House Committee OKs Contempt Citations

Updated: The House Judiciary Committee has voted to forward to the full House a recommendation to issue contempt citations against former White House counsel Harriet Miers and White House chief of staff Joshua Bolten.

The vote was 22 in favor and 17 against.

House Judiciary Committee chairman John Conyers Jr., D-Mich., recommended approval of the contempt citations for the officials’ refusal to comply with subpoenas issued in a probe of U.S. attorney firings.

He opened the proceeding today saying the probe is not about whether U.S. attorneys serve at the pleasure of the administration. Rather, he said, the probe concerns whether administration officials can make hiring decisions to influence pending criminal investigations and whether Americans can be assured the laws are being fairly enforced.

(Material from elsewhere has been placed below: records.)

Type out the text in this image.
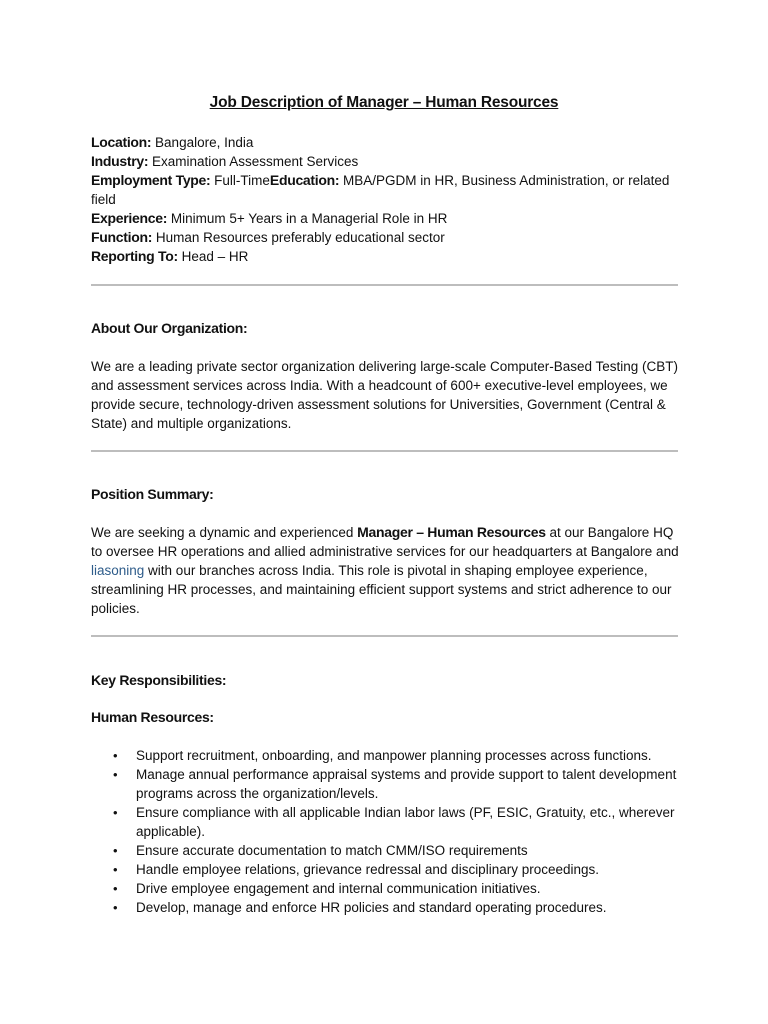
Job Description of Manager – Human Resources

Location: Bangalore, India

Industry: Examination Assessment Services

Employment Type: Full-TimeEducation: MBA/PGDM in HR, Business Administration, or related field

Experience: Minimum 5+ Years in a Managerial Role in HR

Function: Human Resources preferably educational sector

Reporting To: Head – HR

About Our Organization:
We are a leading private sector organization delivering large-scale Computer-Based Testing (CBT) and assessment services across India. With a headcount of 600+ executive-level employees, we provide secure, technology-driven assessment solutions for Universities, Government (Central & State) and multiple organizations.
Position Summary:
We are seeking a dynamic and experienced Manager – Human Resources at our Bangalore HQ to oversee HR operations and allied administrative services for our headquarters at Bangalore and liasoning with our branches across India. This role is pivotal in shaping employee experience, streamlining HR processes, and maintaining efficient support systems and strict adherence to our policies.
Key Responsibilities:
Human Resources:
• Support recruitment, onboarding, and manpower planning processes across functions.
• Manage annual performance appraisal systems and provide support to talent development programs across the organization/levels.
• Ensure compliance with all applicable Indian labor laws (PF, ESIC, Gratuity, etc., wherever applicable).
• Ensure accurate documentation to match CMM/ISO requirements
• Handle employee relations, grievance redressal and disciplinary proceedings.
• Drive employee engagement and internal communication initiatives.
• Develop, manage and enforce HR policies and standard operating procedures.
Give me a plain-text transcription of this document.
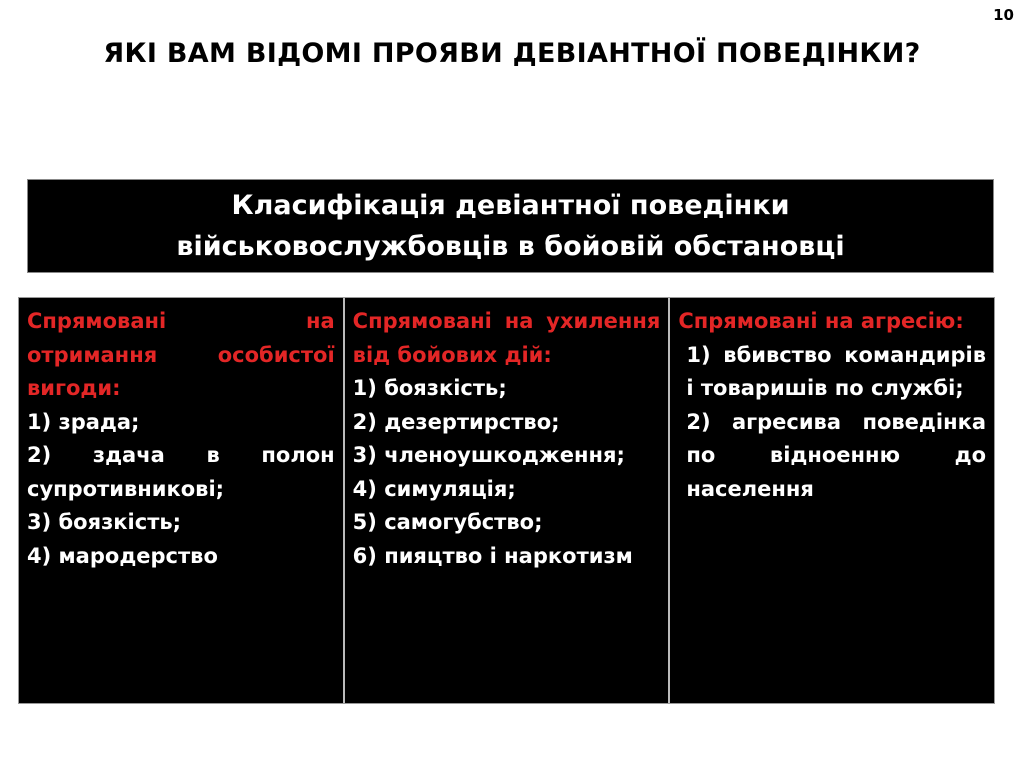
10
ЯКІ ВАМ ВІДОМІ ПРОЯВИ ДЕВІАНТНОЇ ПОВЕДІНКИ?
Класифікація девіантної поведінки
військовослужбовців в бойовій обстановці
Спрямовані на отримання особистої вигоди:
1) зрада;
2) здача в полон супротивникові;
3) боязкість;
4) мародерство
Спрямовані на ухилення від бойових дій:
1) боязкість;
2) дезертирство;
3) членоушкодження;
4) симуляція;
5) самогубство;
6) пияцтво і наркотизм
Спрямовані на агресію:
1) вбивство командирів і товаришів по службі;
2) агресива поведінка по відноенню до населення
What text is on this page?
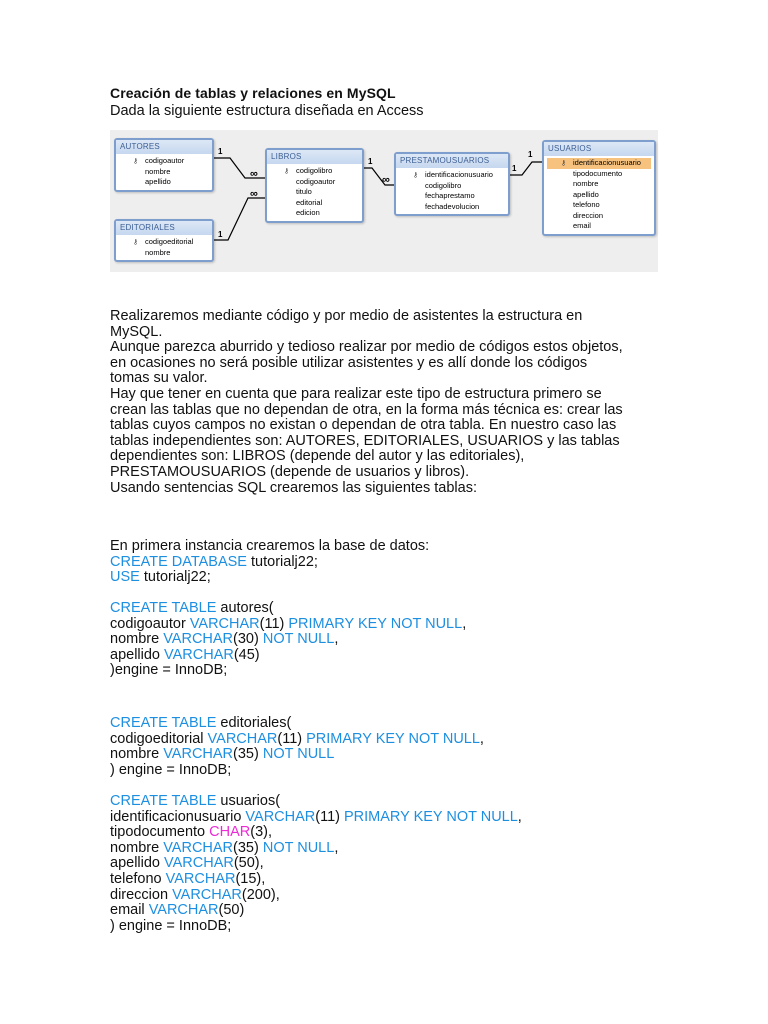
Creación de tablas y relaciones en MySQL
Dada la siguiente estructura diseñada en Access
AUTORES
⚷ codigoautor
nombre
apellido
EDITORIALES
⚷ codigoeditorial
nombre
LIBROS
⚷ codigolibro
codigoautor
titulo
editorial
edicion
PRESTAMOUSUARIOS
⚷ identificacionusuario
codigolibro
fechaprestamo
fechadevolucion
USUARIOS
⚷ identificacionusuario
tipodocumento
nombre
apellido
telefono
direccion
email
1
∞
1
∞
1
∞
1
1
Realizaremos mediante código y por medio de asistentes la estructura en
MySQL.
Aunque parezca aburrido y tedioso realizar por medio de códigos estos objetos,
en ocasiones no será posible utilizar asistentes y es allí donde los códigos
tomas su valor.
Hay que tener en cuenta que para realizar este tipo de estructura primero se
crean las tablas que no dependan de otra, en la forma más técnica es: crear las
tablas cuyos campos no existan o dependan de otra tabla. En nuestro caso las
tablas independientes son: AUTORES, EDITORIALES, USUARIOS y las tablas
dependientes son: LIBROS (depende del autor y las editoriales),
PRESTAMOUSUARIOS (depende de usuarios y libros).
Usando sentencias SQL crearemos las siguientes tablas:
En primera instancia crearemos la base de datos:
CREATE DATABASE tutorialj22;
USE tutorialj22;
CREATE TABLE autores(
codigoautor VARCHAR(11) PRIMARY KEY NOT NULL,
nombre VARCHAR(30) NOT NULL,
apellido VARCHAR(45)
)engine = InnoDB;
CREATE TABLE editoriales(
codigoeditorial VARCHAR(11) PRIMARY KEY NOT NULL,
nombre VARCHAR(35) NOT NULL
) engine = InnoDB;
CREATE TABLE usuarios(
identificacionusuario VARCHAR(11) PRIMARY KEY NOT NULL,
tipodocumento CHAR(3),
nombre VARCHAR(35) NOT NULL,
apellido VARCHAR(50),
telefono VARCHAR(15),
direccion VARCHAR(200),
email VARCHAR(50)
) engine = InnoDB;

Conyers was critical of the president’s assertion of executive privilege in the matter. When “privilege can be asserted on the thinnest basis and in the broadest possible manner, then we’ve already lost,” he said.

He and other Democrats argued that Congress has nothing to lose by forcing a constitutional showdown with the Bush administration, according to the Associated Press account of the proceedings.

The New York Times reports that a compromise could still be worked out before the full House takes a vote.

U.S. Rep. Lamar Smith, R-Texas, spoke against a contempt citation. He said claims of executive privilege are not unusual and courts have recognized the need to keep the advice of presidential aides confidential. He said the committee should take the White House up on its offer for informal conversations with Miers and White House political adviser Karl Rove.

U.S. Rep. Chris Cannon, R-Utah, said the evidence does not support allegations of wrongdoing. “My sense is that the American people are really disgusted by the partisanship, the pettiness” of the contempt effort, he said.

Conyers replied that the committee has been hampered in its efforts to prove wrongdoing because the administration is withholding needed evidence.

Miers refused to testify about the firings two weeks ago, and Bolten has refused to turn over documents related to the firings. A senior White House official recently suggested that federal prosecutors have no power to pursue a contempt case because of the president’s privilege claim.

The official, who remained anonymous, cited a 1984 Justice Department legal opinion issued when Congress issued a contempt citation against Anne Gorsuch Burford, administrator of the Environmental Protection Agency. (See this post for details.)

A report by Conyers claims the legal opinion does not apply to a former official such as Miers, the Washington Post reports. It also says Bush has not properly invoked the privilege because he did not specify the documents he was withholding.

Republicans offered unsuccessful amendments to the report supporting their viewpoints about the probe.

Originally posted 07-25-2007 at 09:16 AM.